Reitera los argumentos contenidos en su inicial demanda y agrega que no es justo que su “ derecho al trabajo se vea vulnerado de semejante manera y que tenga que invertir mucho más de la deuda del parqueadero del automotor en mención, para ejercer una acción judicial tendiente a recuperar el producto de mi trabajo, con el consiguiente riesgo que engendra toda actuación jurídica de obtener una decisión adversa ya sea por aspectos de fondo o de forma en su trámite y así agravar mi actual situación, siendo lo más práctico y ecuánime determinar quien debe pagar el valor causado con la permanencia del vehículo en mi establecimiento”.
Conforme a lo anterior, solicita se suspenda la realización de la diligencia de entrega del vehículo que se encuentra en su propiedad, para “ que se me resuelva sobre el pago del valor del parqueadero”, el cual –afirma- esta dispuesto a conciliar, ya que no cuenta con los recursos suficientes para ejercer la defensa de sus derechos en otros estrados judiciales, la que es demorada, sin contar con más pruebas que con la copia del inventario del vehículo, ni con la dirección del dueño que actúa a través de apoderado.
CONSIDERACIONES DE LA CORTE De conformidad con lo establecido en el artículo 1°, numeral 2° del decreto 1382 del 12 de julio de 2000, es competente esta Sala para pronunciarse sobre la impugnación presentada por UBALDO ARAUGO BELTRÁN BELTRÁN, en tanto ha sido interpuesto contra una decisión de una Sala de Decisión Penal del Tribunal Superior de Cundinamarca, de la cual es su superior funcional, en actuación que también comprende a la Fiscalía Cuarta Seccional de Funza.
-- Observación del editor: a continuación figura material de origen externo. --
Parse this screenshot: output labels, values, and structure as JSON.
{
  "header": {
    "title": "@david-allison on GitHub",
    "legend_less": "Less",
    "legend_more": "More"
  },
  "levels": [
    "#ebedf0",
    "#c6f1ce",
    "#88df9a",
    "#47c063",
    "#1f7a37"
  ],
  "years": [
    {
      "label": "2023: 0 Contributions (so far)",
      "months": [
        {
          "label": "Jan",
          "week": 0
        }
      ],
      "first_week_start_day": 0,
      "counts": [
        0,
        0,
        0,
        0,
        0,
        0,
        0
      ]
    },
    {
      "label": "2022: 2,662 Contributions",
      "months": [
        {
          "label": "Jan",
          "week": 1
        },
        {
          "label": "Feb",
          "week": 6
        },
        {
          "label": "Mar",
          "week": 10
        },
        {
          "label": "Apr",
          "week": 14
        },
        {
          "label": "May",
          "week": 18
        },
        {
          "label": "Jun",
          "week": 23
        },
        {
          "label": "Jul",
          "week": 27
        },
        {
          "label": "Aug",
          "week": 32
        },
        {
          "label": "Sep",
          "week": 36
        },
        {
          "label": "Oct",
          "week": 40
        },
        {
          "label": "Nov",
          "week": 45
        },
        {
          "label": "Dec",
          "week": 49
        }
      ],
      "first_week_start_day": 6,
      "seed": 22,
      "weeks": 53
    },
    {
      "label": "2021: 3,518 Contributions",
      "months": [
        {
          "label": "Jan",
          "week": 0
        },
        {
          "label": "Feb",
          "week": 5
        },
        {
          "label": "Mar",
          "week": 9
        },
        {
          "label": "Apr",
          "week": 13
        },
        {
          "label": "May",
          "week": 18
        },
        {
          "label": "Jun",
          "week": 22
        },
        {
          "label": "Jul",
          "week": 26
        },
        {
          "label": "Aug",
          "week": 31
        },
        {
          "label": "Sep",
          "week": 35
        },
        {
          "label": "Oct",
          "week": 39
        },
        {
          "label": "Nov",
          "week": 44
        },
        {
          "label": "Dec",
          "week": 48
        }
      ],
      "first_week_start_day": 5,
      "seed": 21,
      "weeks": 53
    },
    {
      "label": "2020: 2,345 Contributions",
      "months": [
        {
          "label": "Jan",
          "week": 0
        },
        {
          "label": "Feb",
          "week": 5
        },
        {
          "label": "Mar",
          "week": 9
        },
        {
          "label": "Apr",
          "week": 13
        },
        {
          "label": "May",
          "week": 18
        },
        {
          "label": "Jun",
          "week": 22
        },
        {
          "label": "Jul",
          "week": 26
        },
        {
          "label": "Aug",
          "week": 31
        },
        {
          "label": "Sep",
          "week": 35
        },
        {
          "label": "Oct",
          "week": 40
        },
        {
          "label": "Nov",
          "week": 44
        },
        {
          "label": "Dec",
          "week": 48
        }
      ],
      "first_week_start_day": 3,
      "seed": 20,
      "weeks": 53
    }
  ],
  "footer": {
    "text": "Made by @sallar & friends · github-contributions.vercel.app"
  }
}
Encuentra la Sala que a través del presente amparo el accionante pretende que el juez de tutela se pronuncie sobre la legalidad y acierto de la providencia por medio de la cual se ordenó la entrega del vehículo dejado bajo su custodia y depósito y que, en consecuencia, se ordene modificarla para que se agregue que el beneficiario con la citada entrega debe cancelar los gastos de parqueadero y cuidado del mismo por el tiempo en que estuvo inmovilizado.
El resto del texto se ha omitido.